Help coping with the judgement

@johnsdani Thanks. I actually am Catholic and I know exactly what you mean (when I said in my post that we were taking precautions to prevent, I meant we were using very conservative and normally effective NFP (FAM) method with an instructor, so this only had about a 1% chance of happening (plus I’m 37 so I really didn’t think I was fertile enough for something like this to happen).

I do have lots of friends with large families and I know they will be supportive, you’re right. It’s my family and my husbands family that will give us grief. I shouldn’t be so sensitive to the opinions of my family, but unfortunately that’s a struggle for me.
 
@carlee A little solidarity- I’m unexpectedly pregnant with number four because of an imperfect cycle of NFP. (We were thinking of having another, but trying to a void at the time.) I’ve been doing NFP for years, and never had an issue until that one time my body decided to ovulate a week late. It was truly bizarre, but we’re already absolutely in love with this baby. My kids are SO thrilled, and it really takes the sting out of the snarky comments we get.
 
@onetech thank you so much for posting! We figure we got pregnant this cycle from pre-peak super sperm...it must have lived for like 6 or 7 days, because everything else checks out. I have never gotten pregnant accidentally while following a legit NFP method to the letter. (now, my third was a bit unplanned timing-wise because we were just doing whatever, but she also wasn't a surprise)
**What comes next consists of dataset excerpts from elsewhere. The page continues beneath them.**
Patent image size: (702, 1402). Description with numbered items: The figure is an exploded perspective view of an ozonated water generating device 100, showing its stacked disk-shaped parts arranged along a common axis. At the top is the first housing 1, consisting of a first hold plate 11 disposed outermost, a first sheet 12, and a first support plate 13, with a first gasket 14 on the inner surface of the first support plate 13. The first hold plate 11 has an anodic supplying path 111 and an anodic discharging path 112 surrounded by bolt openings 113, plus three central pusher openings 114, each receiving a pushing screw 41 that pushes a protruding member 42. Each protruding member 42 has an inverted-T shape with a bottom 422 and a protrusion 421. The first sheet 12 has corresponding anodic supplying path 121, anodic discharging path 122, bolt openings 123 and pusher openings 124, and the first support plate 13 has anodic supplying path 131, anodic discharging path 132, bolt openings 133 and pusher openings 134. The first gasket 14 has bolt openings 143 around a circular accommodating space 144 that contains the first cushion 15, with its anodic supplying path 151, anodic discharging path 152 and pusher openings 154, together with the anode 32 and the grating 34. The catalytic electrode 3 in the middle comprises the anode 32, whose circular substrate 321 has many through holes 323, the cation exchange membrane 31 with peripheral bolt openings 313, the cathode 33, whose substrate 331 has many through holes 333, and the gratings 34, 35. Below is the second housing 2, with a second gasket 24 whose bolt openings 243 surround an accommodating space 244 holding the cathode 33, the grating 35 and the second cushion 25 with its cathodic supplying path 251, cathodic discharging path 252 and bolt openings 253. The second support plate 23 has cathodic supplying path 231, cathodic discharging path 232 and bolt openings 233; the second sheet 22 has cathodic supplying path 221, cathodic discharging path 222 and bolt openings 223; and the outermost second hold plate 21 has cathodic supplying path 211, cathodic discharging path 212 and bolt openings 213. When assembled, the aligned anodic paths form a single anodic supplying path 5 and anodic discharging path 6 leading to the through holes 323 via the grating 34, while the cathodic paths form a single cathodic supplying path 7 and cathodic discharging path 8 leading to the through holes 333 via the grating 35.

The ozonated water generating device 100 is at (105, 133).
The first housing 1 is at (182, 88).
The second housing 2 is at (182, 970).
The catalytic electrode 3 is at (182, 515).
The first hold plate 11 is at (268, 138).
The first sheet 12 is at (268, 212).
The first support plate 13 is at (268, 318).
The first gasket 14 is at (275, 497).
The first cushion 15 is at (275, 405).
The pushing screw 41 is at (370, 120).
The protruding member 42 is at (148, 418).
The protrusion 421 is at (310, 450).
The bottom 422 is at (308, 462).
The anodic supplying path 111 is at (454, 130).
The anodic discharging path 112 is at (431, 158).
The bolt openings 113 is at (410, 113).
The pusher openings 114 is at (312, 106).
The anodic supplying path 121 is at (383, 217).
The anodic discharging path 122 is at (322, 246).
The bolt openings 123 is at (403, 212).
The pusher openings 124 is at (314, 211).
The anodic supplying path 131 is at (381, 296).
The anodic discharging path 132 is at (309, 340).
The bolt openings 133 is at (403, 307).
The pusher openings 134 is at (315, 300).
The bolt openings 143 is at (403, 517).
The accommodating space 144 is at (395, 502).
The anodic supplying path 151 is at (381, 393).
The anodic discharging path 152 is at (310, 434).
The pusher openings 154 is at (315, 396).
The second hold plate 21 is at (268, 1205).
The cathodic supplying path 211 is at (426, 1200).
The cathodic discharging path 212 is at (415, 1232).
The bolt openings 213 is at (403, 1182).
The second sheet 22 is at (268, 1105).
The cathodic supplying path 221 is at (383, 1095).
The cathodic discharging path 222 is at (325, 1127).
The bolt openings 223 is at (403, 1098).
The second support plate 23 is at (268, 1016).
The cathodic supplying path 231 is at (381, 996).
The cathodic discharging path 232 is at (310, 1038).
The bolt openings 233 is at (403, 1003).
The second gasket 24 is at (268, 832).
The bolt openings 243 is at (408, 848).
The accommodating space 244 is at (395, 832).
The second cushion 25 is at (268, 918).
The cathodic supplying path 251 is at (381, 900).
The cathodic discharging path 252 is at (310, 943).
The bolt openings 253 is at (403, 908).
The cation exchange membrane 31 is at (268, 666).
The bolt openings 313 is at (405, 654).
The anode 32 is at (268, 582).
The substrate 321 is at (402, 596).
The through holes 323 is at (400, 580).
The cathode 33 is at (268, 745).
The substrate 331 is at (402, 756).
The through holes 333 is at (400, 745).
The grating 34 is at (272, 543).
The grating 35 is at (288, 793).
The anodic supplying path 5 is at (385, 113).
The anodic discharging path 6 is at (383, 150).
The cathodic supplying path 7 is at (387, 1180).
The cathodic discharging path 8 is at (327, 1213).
I asked my (third child, who was not exactly planned) 4 year old, hypothetically (since I knew she wouldn't figure out it was about an actual pregnancy), "what would you think if God decided to send our family another baby?" She thought for a second and then enthusiastically and sweetly said, "I think that would be VERY very good!"

it really, really helped to hear that. ❤️
 
@carlee Congratulations! I'm only on #3 and have gotten so much snark; people are jerks sometimes.

Obviously you know this now, but our culture has sold women a bad bill of goods about our fertility. Yes, it's declining with age, but the average age women had their last child prior to the modern era (ie birth control) was 42. Also, once you've had 1 child, it's typically easier to get pregnant and carry to term subsequent pregnancies. A lot of the "over 35" scare is about women who have never had a child, and even then their odds of conceiving naturally within a year are still quite good until about 41.

Sorry, I know none of that was your point, I just get so salty at the narrative that women basically can't conceive in their late 30s. We lie to women that they have forever to have babies and then scare the crap out of them that if they didn't have a child by 30 all is lost. Most of us have until we're 40, but if it's a big priority, younger is always going to be "better" just to have the best odds and best options if you do struggle.